Privacy statement

 

PRIVACY STATEMENT
18.8.2020

Description of the customer data register

Controller

Piristeel Oy
Metallitie 4, FI-62200 Kauhava, Finland

Contact person in matters relating to the register

Vesa-Matti Noponen
Metallitie 4, FI-62200 Kauhava, Finland
vesa-matti.noponen(at)piristeel.fi
Tel. +358 44 734 0155

Data protection officer

Minna Marttala
Metallitie 4, FI-62200 Kauhava, Finland
minna.marttala(at)piristeel.fi
Tel. +358 6 433 8845

Purpose of processing personal data

Personal data is processed on the grounds of a registered customer relationship for the following pre-defined purposes:

  • Creating, managing and maintaining the customer relationship
  • Providing information about our services, marketing, sales, management and invoicing
  • Sponsorship cooperation

 

Information content of the register

Company
First name
Last name
Address
Telephone number
Business ID
Customer information
Information about products/services purchased

Regular sources of information

Information is obtained from the data subjects upon the emergence of the customer relationship, via an online form, by telephone, on the internet, by e-mail or in another way.

Regular disclosures of information

The details of resellers and trained Pisko inspectors (Company, company’s address, company’s telephone number, inspector’s name) are disclosed on Piristeel Oy’s website.

Transfer of data outside the EU or EEA

Piristeel will not transfer data outside the EU or EEA.

Register protection principles

Manual data: Personal data will be kept confidential.
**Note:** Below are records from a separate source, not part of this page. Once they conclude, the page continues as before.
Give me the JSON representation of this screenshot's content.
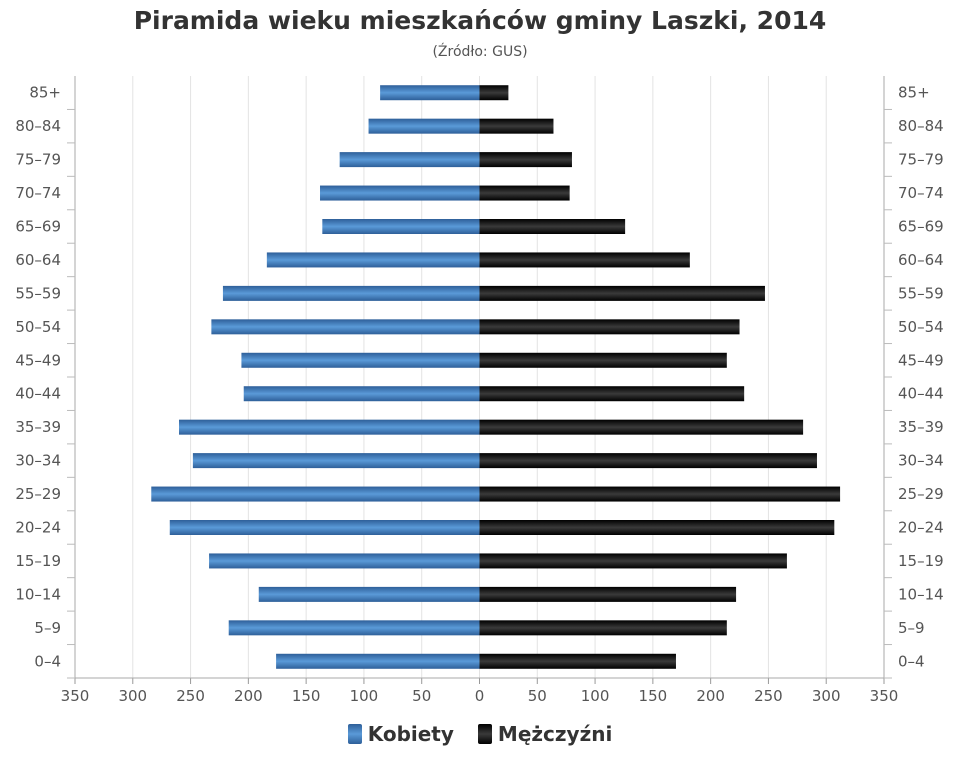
{
  "chart_data": {
    "type": "bar",
    "title": "Piramida wieku mieszkańców gminy Laszki, 2014",
    "subtitle": "(Źródło: GUS)",
    "categories": [
      "0–4",
      "5–9",
      "10–14",
      "15–19",
      "20–24",
      "25–29",
      "30–34",
      "35–39",
      "40–44",
      "45–49",
      "50–54",
      "55–59",
      "60–64",
      "65–69",
      "70–74",
      "75–79",
      "80–84",
      "85+"
    ],
    "series": [
      {
        "name": "Kobiety",
        "color": "#3d7cc1",
        "values": [
          176,
          217,
          191,
          234,
          268,
          284,
          248,
          260,
          204,
          206,
          232,
          222,
          184,
          136,
          138,
          121,
          96,
          86
        ]
      },
      {
        "name": "Mężczyźni",
        "color": "#111111",
        "values": [
          170,
          214,
          222,
          266,
          307,
          312,
          292,
          280,
          229,
          214,
          225,
          247,
          182,
          126,
          78,
          80,
          64,
          25
        ]
      }
    ],
    "xlim": [
      -350,
      350
    ],
    "xticks": [
      "350",
      "300",
      "250",
      "200",
      "150",
      "100",
      "50",
      "0",
      "50",
      "100",
      "150",
      "200",
      "250",
      "300",
      "350"
    ],
    "grid": true,
    "legend_position": "bottom"
  }
}
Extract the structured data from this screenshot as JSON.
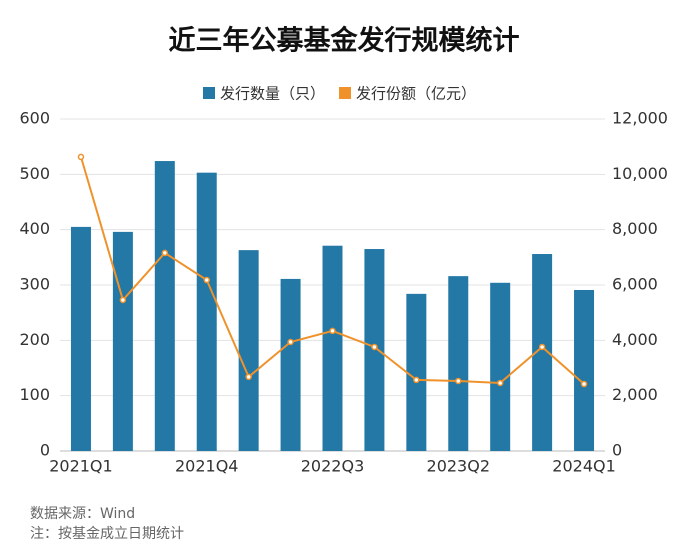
{
  "chart_data": {
    "type": "bar-line",
    "title": "近三年公募基金发行规模统计",
    "categories": [
      "2021Q1",
      null,
      null,
      "2021Q4",
      null,
      null,
      "2022Q3",
      null,
      null,
      "2023Q2",
      null,
      null,
      "2024Q1"
    ],
    "series": [
      {
        "name": "发行数量（只）",
        "type": "bar",
        "color": "#2378a6",
        "axis": "y",
        "values": [
          405,
          396,
          524,
          503,
          363,
          311,
          371,
          365,
          284,
          316,
          304,
          356,
          291
        ]
      },
      {
        "name": "发行份额（亿元）",
        "type": "line",
        "color": "#f0922b",
        "axis": "y2",
        "values": [
          10630,
          5460,
          7160,
          6180,
          2680,
          3940,
          4340,
          3760,
          2570,
          2530,
          2460,
          3760,
          2420
        ]
      }
    ],
    "ylim": [
      0,
      600
    ],
    "yticks": [
      0,
      100,
      200,
      300,
      400,
      500,
      600
    ],
    "y2lim": [
      0,
      12000
    ],
    "y2ticks": [
      0,
      {
        "value": 2000,
        "label": "2,000"
      },
      {
        "value": 4000,
        "label": "4,000"
      },
      {
        "value": 6000,
        "label": "6,000"
      },
      {
        "value": 8000,
        "label": "8,000"
      },
      {
        "value": 10000,
        "label": "10,000"
      },
      {
        "value": 12000,
        "label": "12,000"
      }
    ],
    "grid": true,
    "legend": "top",
    "source": "数据来源：Wind",
    "note": "注：按基金成立日期统计"
  }
}
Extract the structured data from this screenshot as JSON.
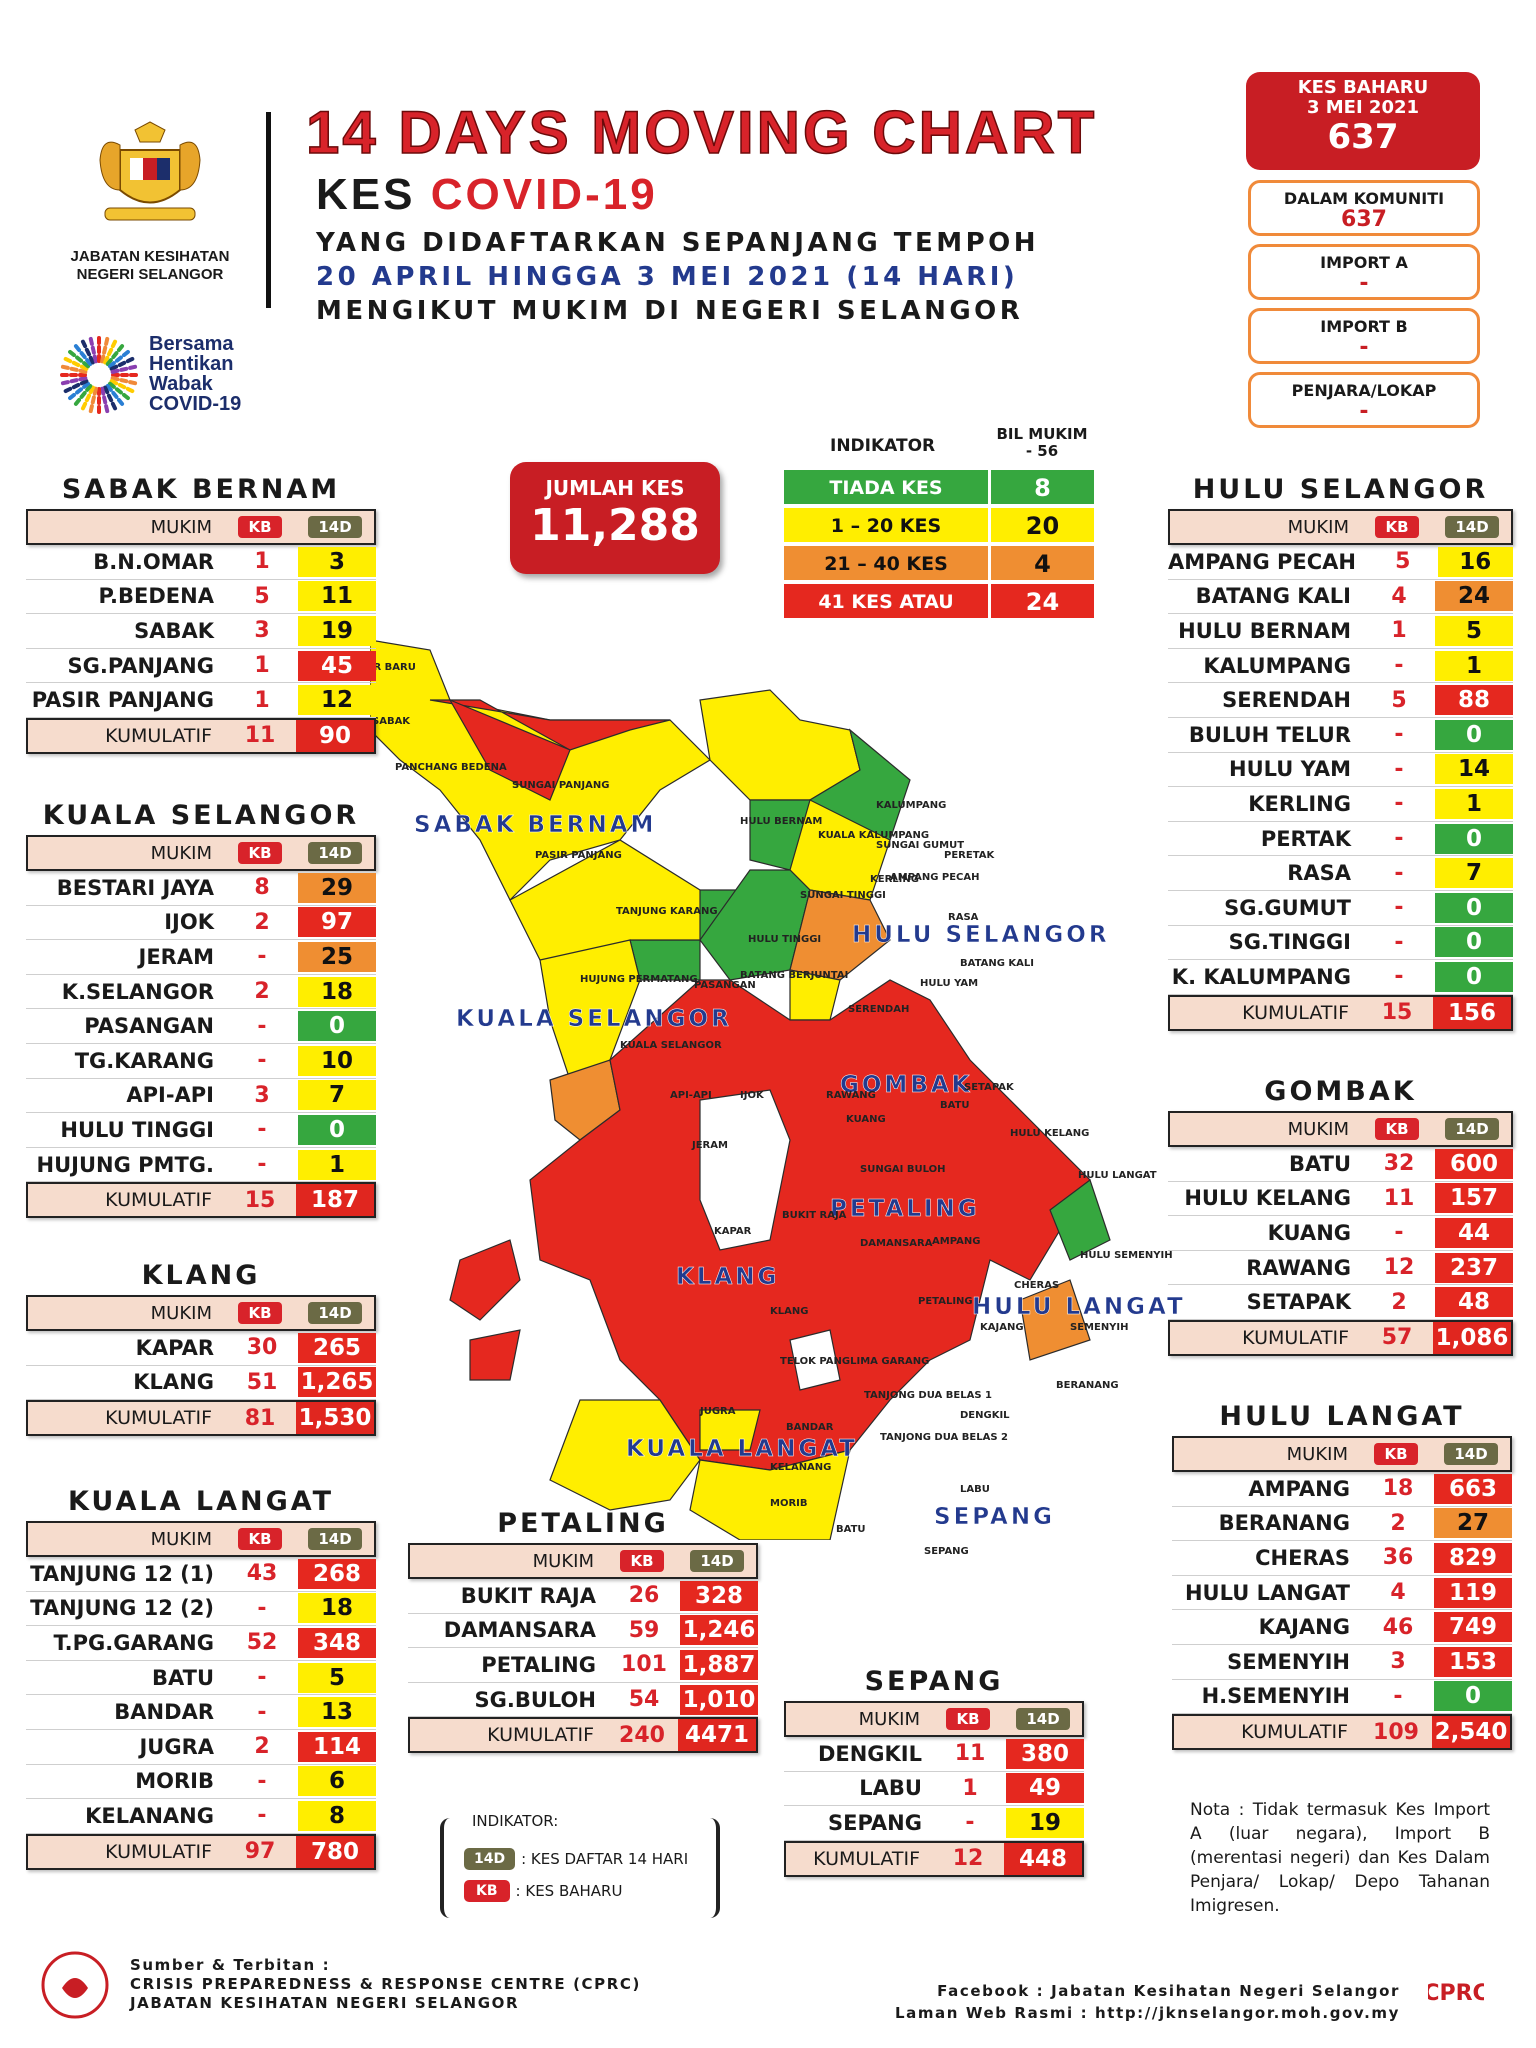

Information on paper is stored in a locked facility that can only be accessed by authorized persons.

Electronically processed data: The information network and hardware on which the register is located is protected with a firewall and, if necessary, other technical measures, such as by encrypting the data, taking into account the costs of the measures. Only system administration personnel have access to the system. The hardware is located in a locked and supervised computer room.

Data storage period

Personal data is processed for as long as the customer relationship is in force.

Prohibition of direct marketing

A data subject has the right to prohibit the use of the data for direct marketing.

Right of access

Everyone has the right, after providing the information necessary to search for the information, to find out what information pertaining to them has been stored in the personal data register or that there is no information pertaining to them in the register. The person wanting to review the information pertaining to themselves shall present a request for it to the controller with a personally signed document or in person at the controller’s office. Said request shall be submitted to the above-mentioned contact person.

Right to request rectification of data

The controller rectifies, erases or supplements personal data in the register that is incorrect, unnecessary, incomplete or outdated from the point of view of the purpose of processing proactively or at the request of the data subject. The data subject shall contact the person responsible for register-related matters at the controller to rectify the data.

Right to lodge a complaint

In accordance with Article 77, without prejudice to any other administrative or judicial remedy, every data subject shall have the right to lodge a complaint with a supervisory authority, in particular in the Member State of his or her habitual residence, place of work or place of the alleged infringement if the data subject considers that the processing of personal data relating to him or her infringes this Regulation.

Reporting a personal data breach to the supervisory authority

In the case of a personal data breach, the controller shall without undue delay and, where feasible, not later than 72 hours after having become aware of it, notify the personal data breach to the supervisory authority competent in accordance with Article 55, unless the personal data breach is unlikely to result in a risk to the rights and freedoms of natural persons. Where the notification to the supervisory authority is not made within 72 hours, it shall be accompanied by reasons for the delay.

Reporting a personal data breach to the data subject

When the personal data breach is likely to result in a high risk to the rights and freedoms of natural persons, the controller shall communicate the personal data breach to the data subject without undue delay.